Se dirá que la única causa de los atentados es la maldad y la crueldad de unos individuos. Es cierto. Nada los justifica. Pero hay que preguntarse por las causas de esa maldad y esa crueldad. La respuesta no es tan fácil como decir que se debe a su religión. Los atentados mal llamados yihadistas matan a ocho veces más musulmanes que a personas de cualquier otro credo (entre otras cosas porque la mayoría de ataques se producen entre musulmanes suníes y chiíes). ¿Cuáles son, pues, las causas de esa maldad y esa crueldad? Ésta es la pregunta que nadie quiere hacerse (entre otras cosas porque quien se la haga en seguida será acusado de justificar los atentados).
¿A quién beneficia que no nos hagamos preguntas? ¿A quién beneficia que no nos preguntemos por el tráfico de armas y la venta ilegal de petróleo? ¿A quién beneficia que nuestra única respuesta institucional provenga desde el malismo? ¿A quién beneficia, en definitiva, que nada cuestione el modelo de crecimiento basado en el maldito petróleo y en el productivismo, pese a los infinitos peajes en vidas humanas que ya nos ha hecho pagar y que seguiremos pagando en el futuro? ¿A quién beneficia que se ridiculice el buenismo?
Sigamos así. Sigamos matando y dejándonos matar por el petróleo. Sigamos matando y dejándonos matar por mantener este ultracapitalismo salvaje para el que la democracia, los derechos humanos y la protección del Medio Ambiente sólo son un estorbo. No tomemos medidas diferentes. Intentemos paliar los estornudos con estornudos mayores y no hagamos nada por curar el resfriado.

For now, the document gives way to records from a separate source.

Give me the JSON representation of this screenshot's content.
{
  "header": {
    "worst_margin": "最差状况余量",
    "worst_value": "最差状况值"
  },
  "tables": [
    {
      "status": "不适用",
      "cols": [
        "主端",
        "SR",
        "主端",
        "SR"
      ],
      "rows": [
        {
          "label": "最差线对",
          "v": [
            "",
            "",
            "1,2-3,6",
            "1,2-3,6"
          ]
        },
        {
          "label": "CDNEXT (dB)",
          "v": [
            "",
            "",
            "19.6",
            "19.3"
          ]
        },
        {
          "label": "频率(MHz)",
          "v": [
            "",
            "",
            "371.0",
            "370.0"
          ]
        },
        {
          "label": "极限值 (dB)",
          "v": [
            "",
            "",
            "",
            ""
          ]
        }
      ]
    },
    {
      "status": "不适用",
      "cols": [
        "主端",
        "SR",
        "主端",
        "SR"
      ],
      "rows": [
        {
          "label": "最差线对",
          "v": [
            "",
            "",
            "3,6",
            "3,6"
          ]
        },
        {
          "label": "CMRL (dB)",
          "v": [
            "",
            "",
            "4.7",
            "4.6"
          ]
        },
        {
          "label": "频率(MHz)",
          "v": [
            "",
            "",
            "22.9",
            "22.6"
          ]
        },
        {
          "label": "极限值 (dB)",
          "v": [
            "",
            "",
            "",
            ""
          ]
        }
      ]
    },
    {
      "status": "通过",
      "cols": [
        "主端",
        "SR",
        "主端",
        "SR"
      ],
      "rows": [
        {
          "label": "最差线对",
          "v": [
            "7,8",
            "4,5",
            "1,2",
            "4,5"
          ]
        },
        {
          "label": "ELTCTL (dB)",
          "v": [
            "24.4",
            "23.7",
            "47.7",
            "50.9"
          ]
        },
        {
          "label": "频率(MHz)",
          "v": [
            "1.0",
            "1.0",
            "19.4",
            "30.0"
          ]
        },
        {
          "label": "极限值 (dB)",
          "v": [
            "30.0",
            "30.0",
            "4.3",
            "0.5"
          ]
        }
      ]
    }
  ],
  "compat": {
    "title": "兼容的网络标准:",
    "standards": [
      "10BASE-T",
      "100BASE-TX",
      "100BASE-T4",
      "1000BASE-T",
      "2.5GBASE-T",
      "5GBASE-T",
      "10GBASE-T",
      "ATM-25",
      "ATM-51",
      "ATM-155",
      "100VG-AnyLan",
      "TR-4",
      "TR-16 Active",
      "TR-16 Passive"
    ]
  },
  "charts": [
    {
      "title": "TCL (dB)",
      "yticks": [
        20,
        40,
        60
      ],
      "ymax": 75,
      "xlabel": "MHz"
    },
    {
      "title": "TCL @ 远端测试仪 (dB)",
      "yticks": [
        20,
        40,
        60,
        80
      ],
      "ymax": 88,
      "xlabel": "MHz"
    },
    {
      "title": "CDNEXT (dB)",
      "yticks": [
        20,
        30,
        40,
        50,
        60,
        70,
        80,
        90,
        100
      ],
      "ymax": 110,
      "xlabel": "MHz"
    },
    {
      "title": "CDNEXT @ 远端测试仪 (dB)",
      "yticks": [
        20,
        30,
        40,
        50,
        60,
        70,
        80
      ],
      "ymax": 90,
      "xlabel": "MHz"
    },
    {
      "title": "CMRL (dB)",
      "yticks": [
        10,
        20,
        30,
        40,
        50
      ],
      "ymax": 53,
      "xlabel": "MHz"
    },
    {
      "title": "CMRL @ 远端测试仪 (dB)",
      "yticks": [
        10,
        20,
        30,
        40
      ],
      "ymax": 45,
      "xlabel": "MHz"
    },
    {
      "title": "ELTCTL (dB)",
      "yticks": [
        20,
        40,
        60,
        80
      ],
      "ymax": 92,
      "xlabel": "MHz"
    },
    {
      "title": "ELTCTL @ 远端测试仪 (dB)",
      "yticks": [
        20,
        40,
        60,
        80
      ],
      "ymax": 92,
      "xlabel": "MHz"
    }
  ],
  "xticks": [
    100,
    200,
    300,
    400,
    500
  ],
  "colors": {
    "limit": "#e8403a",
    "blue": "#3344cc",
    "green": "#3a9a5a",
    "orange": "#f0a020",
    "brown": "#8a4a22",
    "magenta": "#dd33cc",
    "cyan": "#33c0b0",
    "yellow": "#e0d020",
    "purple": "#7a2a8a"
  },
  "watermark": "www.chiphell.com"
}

Recortemos libertades en Europa, instauremos un Estado policial y bombardeemos por enésima vez al enemigo (aunque no nos interese preguntarnos quién es el enemigo). Bombardeemos, como hemos venido haciendo desde los años noventa y, con especial énfasis, desde la Guerra de Irak.
Bombardeémosles, a ver si así dejan de odiarnos.